Protein kinase C substrates in corneal epithelium during wound healing: the phosphorylation of growth associated protein-43 (GAP-43).

Protein kinase C (PKC) plays an important role in regulating cell growth. In the cornea, alpha-PKC activity increases during wound-healing. This activation of PKC will result in the increased phosphorylation of specific PKC substrates. In this study, several PKC substrates of relative low molecular weight were identified and characterized in cytosol and membrane preparations obtained from rabbit corneal epithelium before and during wound-healing. Corneal epithelium proteins were phosphorylated by endogenous PKC and by alpha-PKC isolated from rabbit brain, and then analysed using SDS-PAGE. In cytosol, PKC substrates with apparent molecular weights of 20, 25, 30, 35, 50 and 55 kDa were phosphorylated by PKC. The phosphorylation of the substrates increased 3 and 7 days after total de-epithelialization, due to the increase in alpha-PKC activity after wounding. However, when brain alpha-PKC was used as the exogenous source of PKC, there was a protein concentration-related decrease in the phosphorylation of corneal epithelium substrate after injury. This decreased phosphorylation of PKC substrates was inhibited by okadaic acid, a specific phosphatase inhibitor. The results suggest that an activated protein phosphatase takes part in controling the phosphorylation of PKC substrates during wound-healing.

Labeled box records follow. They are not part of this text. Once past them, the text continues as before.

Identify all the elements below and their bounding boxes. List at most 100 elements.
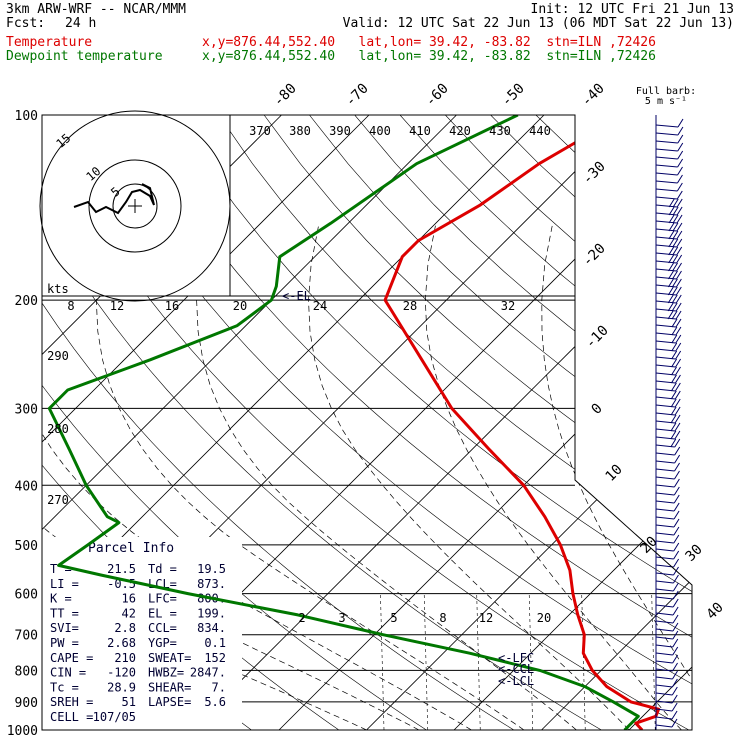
wind-barb — [655, 710, 678, 720]
wind-barb-flag — [676, 262, 682, 272]
parcel-field-label: CAPE = — [50, 651, 93, 665]
wind-barb — [655, 430, 681, 440]
wind-barb-flag — [671, 342, 678, 352]
moist-adiabat — [424, 223, 682, 730]
parcel-field-value: 28.9 — [107, 680, 136, 694]
wind-barb-flag — [674, 406, 681, 416]
wind-barb-flag — [673, 534, 680, 544]
wind-barb — [655, 278, 682, 288]
wind-barb — [655, 358, 682, 368]
wind-barb-staff — [655, 436, 675, 440]
wind-barb — [655, 598, 679, 608]
isotherm — [42, 115, 545, 730]
wind-barb-flag — [670, 382, 677, 392]
dry-adiabat — [82, 115, 692, 730]
wind-barb-flag — [672, 606, 679, 616]
wind-barb-flag — [671, 286, 678, 296]
parcel-field-label: SVI= — [50, 621, 79, 635]
parcel-field-value: 210 — [114, 651, 136, 665]
wind-barb-flag — [668, 254, 675, 264]
parcel-field-value: 51 — [122, 695, 136, 709]
wind-barb — [655, 638, 679, 648]
parcel-field-value: 21.5 — [107, 562, 136, 576]
wind-barb-flag — [673, 542, 680, 552]
wind-barb-flag — [672, 270, 678, 280]
parcel-field-value: 152 — [204, 651, 226, 665]
wind-barb-flag — [671, 686, 678, 696]
pressure-tick-label: 100 — [15, 109, 38, 124]
dry-adiabat — [218, 115, 692, 730]
wind-barb-flag — [667, 294, 674, 304]
wind-barb-staff — [655, 676, 673, 680]
wind-barb-flag — [671, 302, 678, 312]
wind-barb-flag — [670, 406, 677, 416]
parcel-field-label: LI = — [50, 577, 79, 591]
wind-barb-flag — [668, 238, 675, 248]
isotherm — [366, 115, 692, 730]
parcel-field-value: 2847. — [190, 666, 226, 680]
mixing-ratio-label: 5 — [390, 611, 397, 625]
wind-barb — [655, 670, 678, 680]
wind-barb-flag — [674, 414, 681, 424]
theta-e-label: 410 — [409, 124, 431, 138]
hodograph-speed-unit: kts — [47, 282, 69, 296]
parcel-field-value: 107/05 — [93, 710, 136, 724]
wind-barb-flag — [672, 206, 679, 216]
wind-barb-flag — [676, 270, 682, 280]
wind-barb-flag — [672, 614, 679, 624]
wind-barb-flag — [671, 294, 678, 304]
wind-barb — [655, 606, 679, 616]
hodograph-trace — [73, 183, 155, 215]
wind-barb-staff — [655, 612, 674, 616]
dry-adiabat — [399, 115, 692, 730]
wind-barb-flag — [676, 238, 683, 248]
wind-barb — [655, 622, 679, 632]
wind-barb-flag — [668, 262, 674, 272]
wind-barb — [655, 398, 681, 408]
wind-barb-staff — [655, 180, 678, 184]
wind-barb — [655, 246, 683, 256]
wind-barb-flag — [677, 118, 684, 128]
wind-barb-flag — [671, 710, 678, 720]
isotherm-label: 30 — [683, 542, 706, 565]
wind-barb-flag — [673, 558, 680, 568]
dry-adiabat — [309, 115, 692, 730]
wind-barb-flag — [675, 374, 681, 384]
wind-barb-flag — [676, 190, 683, 200]
wind-barb-flag — [672, 254, 679, 264]
wind-barb-flag — [668, 230, 675, 240]
parcel-field-value: 834. — [197, 621, 226, 635]
wind-barb — [655, 462, 680, 472]
wind-barb-flag — [673, 550, 680, 560]
wind-barb-flag — [674, 470, 680, 480]
wind-barb-flag — [671, 702, 678, 712]
wind-barb — [655, 118, 684, 128]
wind-barb-flag — [670, 422, 677, 432]
mixing-ratio-label: 20 — [537, 611, 551, 625]
wind-barb-flag — [674, 382, 681, 392]
wind-barb-flag — [672, 262, 678, 272]
wind-barb — [655, 550, 680, 560]
wind-barb — [655, 390, 681, 400]
wind-barb-flag — [674, 390, 681, 400]
wind-barb-flag — [675, 366, 681, 376]
forecast-label: Fcst: — [6, 16, 46, 31]
isotherm-label: -60 — [423, 81, 452, 110]
wind-barb-flag — [675, 318, 682, 328]
wind-barb-flag — [672, 238, 679, 248]
wind-barb — [655, 574, 679, 584]
wind-barb-staff — [655, 460, 675, 464]
wind-barb-staff — [655, 716, 673, 720]
wind-barb-flag — [671, 318, 678, 328]
wind-barb-flag — [672, 662, 678, 672]
wind-barb-flag — [667, 302, 674, 312]
wind-barb — [655, 470, 680, 480]
wind-barb — [655, 222, 683, 232]
wind-barb-flag — [677, 150, 684, 160]
wind-barb-staff — [655, 516, 675, 520]
wind-barb-staff — [655, 484, 675, 488]
wind-barb-staff — [655, 660, 673, 664]
isotherm-label: 10 — [603, 462, 626, 485]
wind-barb — [655, 502, 680, 512]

In the membrane fraction, a 60 kDa protein was phosphorylated by alpha-, beta- and gamma-PKC isoenzymes and was identified by Western blot as growth associated protein-43 (GAP-43), a protein kinase C substrate involved in axon regeneration. GAP-43 concentration increased 3 and 7 days after wounding as did its phosphorylation by alpha-PKC. These findings suggest a role for the protein in the innervation process in corneal epithelium after injury.